Esse fato não seria tão relevante se não se levasse em consideração o momento

histórico pelo qual a França passava: a era napoleônica. Neste período, mais

especificamente entre 1794 e 1807, houve forte censura e restrição para autorizações de

funcionamento de teatros, o que fez com que Fraconi e sua família usassem

oficialmente, pela primeira vez na França, o termo “circo”.

A rigidez militar estava presente em vários momentos da construção do

espetáculo: os ensaios seguiam um rigor militar; os uniformes foram confeccionados

imitando fardas militares de alta patente; em números de risco que causavam tensão,

rufavam-se os tambores e ouviam-se as vozes de comando.
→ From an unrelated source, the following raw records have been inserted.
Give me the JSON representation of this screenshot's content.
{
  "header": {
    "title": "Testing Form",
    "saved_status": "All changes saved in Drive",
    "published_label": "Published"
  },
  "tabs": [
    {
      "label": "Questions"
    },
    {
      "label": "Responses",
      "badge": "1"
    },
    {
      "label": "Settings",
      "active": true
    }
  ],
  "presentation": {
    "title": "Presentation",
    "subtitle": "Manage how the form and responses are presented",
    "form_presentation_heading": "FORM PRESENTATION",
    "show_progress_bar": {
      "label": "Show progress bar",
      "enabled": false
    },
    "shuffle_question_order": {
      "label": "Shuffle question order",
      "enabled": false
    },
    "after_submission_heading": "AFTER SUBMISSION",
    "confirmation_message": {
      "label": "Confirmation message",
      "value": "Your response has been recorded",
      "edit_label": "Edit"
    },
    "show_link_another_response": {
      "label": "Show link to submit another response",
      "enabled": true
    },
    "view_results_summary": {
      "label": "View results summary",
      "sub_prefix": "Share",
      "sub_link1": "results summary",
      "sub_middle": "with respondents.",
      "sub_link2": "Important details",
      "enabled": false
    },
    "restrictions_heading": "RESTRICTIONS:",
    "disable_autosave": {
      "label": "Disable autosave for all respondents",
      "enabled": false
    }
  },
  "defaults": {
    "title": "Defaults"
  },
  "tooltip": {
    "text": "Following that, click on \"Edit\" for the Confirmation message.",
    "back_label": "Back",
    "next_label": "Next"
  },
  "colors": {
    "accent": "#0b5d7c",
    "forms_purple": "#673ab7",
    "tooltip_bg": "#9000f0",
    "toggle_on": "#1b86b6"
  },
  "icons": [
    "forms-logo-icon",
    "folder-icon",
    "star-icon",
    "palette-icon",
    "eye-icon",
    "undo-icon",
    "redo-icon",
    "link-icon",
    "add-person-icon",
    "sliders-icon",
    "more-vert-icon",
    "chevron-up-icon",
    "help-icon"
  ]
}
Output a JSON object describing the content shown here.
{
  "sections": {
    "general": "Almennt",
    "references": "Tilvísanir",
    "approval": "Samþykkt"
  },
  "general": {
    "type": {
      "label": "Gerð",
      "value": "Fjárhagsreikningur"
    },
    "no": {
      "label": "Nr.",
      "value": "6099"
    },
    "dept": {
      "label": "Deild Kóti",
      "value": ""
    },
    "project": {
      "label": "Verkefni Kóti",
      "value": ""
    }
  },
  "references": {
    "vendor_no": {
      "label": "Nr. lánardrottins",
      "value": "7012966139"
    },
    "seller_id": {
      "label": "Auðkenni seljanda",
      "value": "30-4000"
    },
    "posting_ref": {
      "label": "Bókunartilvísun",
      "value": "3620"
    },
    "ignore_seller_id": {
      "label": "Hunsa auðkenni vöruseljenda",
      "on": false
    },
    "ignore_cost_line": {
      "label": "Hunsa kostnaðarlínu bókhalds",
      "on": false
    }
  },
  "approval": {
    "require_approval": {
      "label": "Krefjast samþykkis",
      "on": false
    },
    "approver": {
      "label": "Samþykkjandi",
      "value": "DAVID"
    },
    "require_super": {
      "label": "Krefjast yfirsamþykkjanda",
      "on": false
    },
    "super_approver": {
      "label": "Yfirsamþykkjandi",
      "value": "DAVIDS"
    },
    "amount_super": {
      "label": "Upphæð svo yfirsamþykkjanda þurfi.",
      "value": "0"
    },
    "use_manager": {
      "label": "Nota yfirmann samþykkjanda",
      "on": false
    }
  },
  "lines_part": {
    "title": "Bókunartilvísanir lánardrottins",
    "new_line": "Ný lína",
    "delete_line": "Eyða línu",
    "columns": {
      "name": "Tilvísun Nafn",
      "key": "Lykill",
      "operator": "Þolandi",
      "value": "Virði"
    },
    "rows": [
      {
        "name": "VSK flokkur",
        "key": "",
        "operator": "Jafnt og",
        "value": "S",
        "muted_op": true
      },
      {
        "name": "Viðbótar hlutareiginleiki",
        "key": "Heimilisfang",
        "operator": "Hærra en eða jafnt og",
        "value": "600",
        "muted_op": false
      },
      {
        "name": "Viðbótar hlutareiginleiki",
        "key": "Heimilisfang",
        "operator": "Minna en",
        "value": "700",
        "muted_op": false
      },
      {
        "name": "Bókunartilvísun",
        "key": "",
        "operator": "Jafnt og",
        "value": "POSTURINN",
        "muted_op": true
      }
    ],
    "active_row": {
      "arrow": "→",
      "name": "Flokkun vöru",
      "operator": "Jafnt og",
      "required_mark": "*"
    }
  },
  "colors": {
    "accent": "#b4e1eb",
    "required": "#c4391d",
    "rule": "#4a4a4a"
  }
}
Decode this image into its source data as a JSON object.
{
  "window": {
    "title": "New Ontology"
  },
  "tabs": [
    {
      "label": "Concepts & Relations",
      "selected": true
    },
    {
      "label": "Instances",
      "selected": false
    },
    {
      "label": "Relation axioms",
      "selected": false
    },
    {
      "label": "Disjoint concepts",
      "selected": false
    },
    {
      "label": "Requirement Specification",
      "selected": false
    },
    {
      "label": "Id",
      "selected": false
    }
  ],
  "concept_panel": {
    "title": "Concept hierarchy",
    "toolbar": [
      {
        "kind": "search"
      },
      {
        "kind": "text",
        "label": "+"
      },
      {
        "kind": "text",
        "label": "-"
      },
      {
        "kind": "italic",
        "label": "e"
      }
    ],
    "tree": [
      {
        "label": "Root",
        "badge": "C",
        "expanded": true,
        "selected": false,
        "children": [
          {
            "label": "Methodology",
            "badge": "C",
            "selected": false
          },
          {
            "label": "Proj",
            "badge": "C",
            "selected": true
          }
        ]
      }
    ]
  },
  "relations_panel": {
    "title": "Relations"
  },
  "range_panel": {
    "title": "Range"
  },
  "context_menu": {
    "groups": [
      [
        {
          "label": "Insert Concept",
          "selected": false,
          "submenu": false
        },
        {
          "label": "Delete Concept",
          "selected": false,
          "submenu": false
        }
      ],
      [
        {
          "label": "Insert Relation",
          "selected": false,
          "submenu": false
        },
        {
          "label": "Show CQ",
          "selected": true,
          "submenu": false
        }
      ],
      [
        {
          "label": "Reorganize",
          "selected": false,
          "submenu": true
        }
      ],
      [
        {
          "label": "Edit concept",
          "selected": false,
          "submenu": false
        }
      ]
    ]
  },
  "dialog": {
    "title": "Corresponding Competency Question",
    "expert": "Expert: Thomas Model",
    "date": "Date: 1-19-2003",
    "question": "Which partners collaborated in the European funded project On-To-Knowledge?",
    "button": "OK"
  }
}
Essa união entre o rigor e a

disciplina militar e a irreverência e a habilidade dos artistas circenses foi responsável

pela criação de um espetáculo completo, pois os militares e os artistas descobriram

afinidades que foram essenciais para o desenvolvimento das encenações.

As representações cômicas incorporavam-se às exibições eqüestres, o palhaço

montava no cavalo com a frente voltada para a calda do animal, escorregava passando

por baixo do mesmo, quebrando assim, expectativas e transformando aquilo que seria

razão de admiração para o militar, num motivo de muitas gargalhadas para seu público.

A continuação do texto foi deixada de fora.